But this “great replacement” is not a view of the mind of certain “Islamophobes” or a simple election campaign theme as the right-wingers would have us believe. This expression is to be refuted, because it has become cursed in the mouths of many politicians who have made it synonymous with a racist and essentialist drift.   However, we can speak of a ‘progressive Islamisation by numbers’. It is not a question of replacing populations by others, but the Islamisation of a territory. And this is an essential Islamic idea because Islam came, according to its followers, to Islamise the whole of humanity. Most Muslims firmly believe that this is achievable by the will of Allah and by their quiet influence on host societies.

Jacques Attali considers that the great replacement is “a reality of life, of peoples, cultures and languages. What threatens us is rather the great obscurantism, which would see the destruction of eight centuries of struggle for the Enlightenment and secularism”. According to him, this great replacement refers to “old fanaticisms that occupied all the debates a century ago, when France was said to be in danger of ‘losing its soul under the blows of the Italian invaders’, then the Polish”.

How is it that he, the well-informed observer, does not take into account the major events that changed the situation on a global scale, namely Khomeini’s Islamic revolution in 1979, the emergence of Al-Qaeda, the Algerian red decade from 1992 to 2003, the massacres perpetrated by the Islamic State, called ISIS, the Arab revolutions, the terrible Islamist attacks in France and Europe…?

Jacques Attali refutes “the threat of recent migrants: if they come to Europe,” he wrote on his Twitter account, “it is precisely, for the most part, because they are fleeing obscurantism and dictatorship at home!” He forgets that the one does not prevent the other. One only has to look closely at the itineraries of certain terrorists who have committed attacks on French soil to realise this.

Another edifying example: the Muslim Brotherhood fled their countries, generously welcomed in the West. What have they been doing for 40 years? They have been quietly Islamising, not to say replacing.

The suburbs have become the ideal breeding ground for fanatics: multiplication of prayer halls, ostentatious development of the practice of Islam: beards, prayer marks on the forehead, change of language, conversion of non-Muslims, not to mention the veil, which is gaining ground all the time… It’s the ‘small replacement’ that dreams of being “the big one”!
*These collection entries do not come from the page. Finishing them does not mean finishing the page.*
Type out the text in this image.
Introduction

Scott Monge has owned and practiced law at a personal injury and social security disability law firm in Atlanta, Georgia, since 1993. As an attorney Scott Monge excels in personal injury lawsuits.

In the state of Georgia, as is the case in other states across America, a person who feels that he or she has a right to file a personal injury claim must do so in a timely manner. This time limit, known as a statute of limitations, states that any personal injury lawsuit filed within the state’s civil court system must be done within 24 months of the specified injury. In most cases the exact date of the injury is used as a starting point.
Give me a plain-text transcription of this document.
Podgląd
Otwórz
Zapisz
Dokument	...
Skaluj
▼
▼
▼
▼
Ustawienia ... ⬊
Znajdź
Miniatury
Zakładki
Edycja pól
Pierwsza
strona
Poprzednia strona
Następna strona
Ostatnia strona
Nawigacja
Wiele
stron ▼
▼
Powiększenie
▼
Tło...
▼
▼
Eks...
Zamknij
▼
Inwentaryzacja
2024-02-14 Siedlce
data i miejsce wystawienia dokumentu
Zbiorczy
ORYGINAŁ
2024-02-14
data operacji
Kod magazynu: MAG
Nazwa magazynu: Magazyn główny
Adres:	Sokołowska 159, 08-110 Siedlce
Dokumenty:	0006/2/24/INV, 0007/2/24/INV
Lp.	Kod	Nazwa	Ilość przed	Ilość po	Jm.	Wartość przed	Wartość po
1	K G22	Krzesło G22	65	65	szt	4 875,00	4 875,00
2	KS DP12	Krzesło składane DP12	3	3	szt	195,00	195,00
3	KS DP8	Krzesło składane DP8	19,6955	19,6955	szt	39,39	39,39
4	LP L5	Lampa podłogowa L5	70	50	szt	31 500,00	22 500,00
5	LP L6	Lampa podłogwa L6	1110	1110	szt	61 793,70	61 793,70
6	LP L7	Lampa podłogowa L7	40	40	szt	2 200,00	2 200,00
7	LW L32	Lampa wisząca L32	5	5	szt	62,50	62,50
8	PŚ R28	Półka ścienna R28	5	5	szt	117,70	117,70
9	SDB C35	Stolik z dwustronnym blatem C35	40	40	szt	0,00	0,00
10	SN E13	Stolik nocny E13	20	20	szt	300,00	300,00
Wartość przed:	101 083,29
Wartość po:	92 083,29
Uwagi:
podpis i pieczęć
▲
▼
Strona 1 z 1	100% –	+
No wholly “revealed” religion is compatible with modernity; they are two contradictory visions of the world and of man, irreconcilable in essence. It is a waste of time to seek any kind of marriage between the two. The result is a growing identity crisis because the personality of today’s Muslim, here or elsewhere, is split in two: one half living in the past believes, prays, chanting, fasting; the other half tries to live in the present by adopting all the material elements of modernity, but categorically rejecting its philosophical and legal aspects. The Muslim feels attacked, scorned and humiliated by modern Western thought. This is why he cannot find a way to “be there in the modern world”.

To return to Jacques Attali’s reflection, is it enough to denounce obscurantism without linking it to its source in Europe and elsewhere? Without questioning the corpus itself, considered sacred by these same obscurantists, a corpus whose validity is perceived as eternal by all Muslims in the world.

With Islam, the collision between the ethnic self and the republican superego is inevitable. Between Islam and the Republic, it is not a question of a friendly match, but of an ontological conflict. A Muslim cannot be a part-time believer, he is a full-time believer: an integral believer. His dogma is considered unquestionable and he never lets go. And since he cannot adapt his religion to his new environment, he wants to adapt this environment to his religion.

This does not follow the pattern of the ‘great replacement’ as theorised by Renaud Camus, who describes it as an involuntary process. At a certain point, Engels thought, quantity becomes a quality. The idea of a deliberate and calculated great replacement is older: in his speech to the UN in 1974, the Algerian president Houari Boumediene (who died in 1979) already announced the future victory over the West, the jihad through the demographic weapon of the “fertile womb”: “One day, millions of men will leave the southern hemisphere to go to the northern hemisphere. And they won’t go there as friends. Because they will go there to conquer it. And they will conquer it with their sons. The wombs of our women will give us victory”.

In his opening lecture in the film The Decline of the American Empire, the history teacher insisted: “There are three important things in history. First, numbers, second, numbers. Third, numbers.”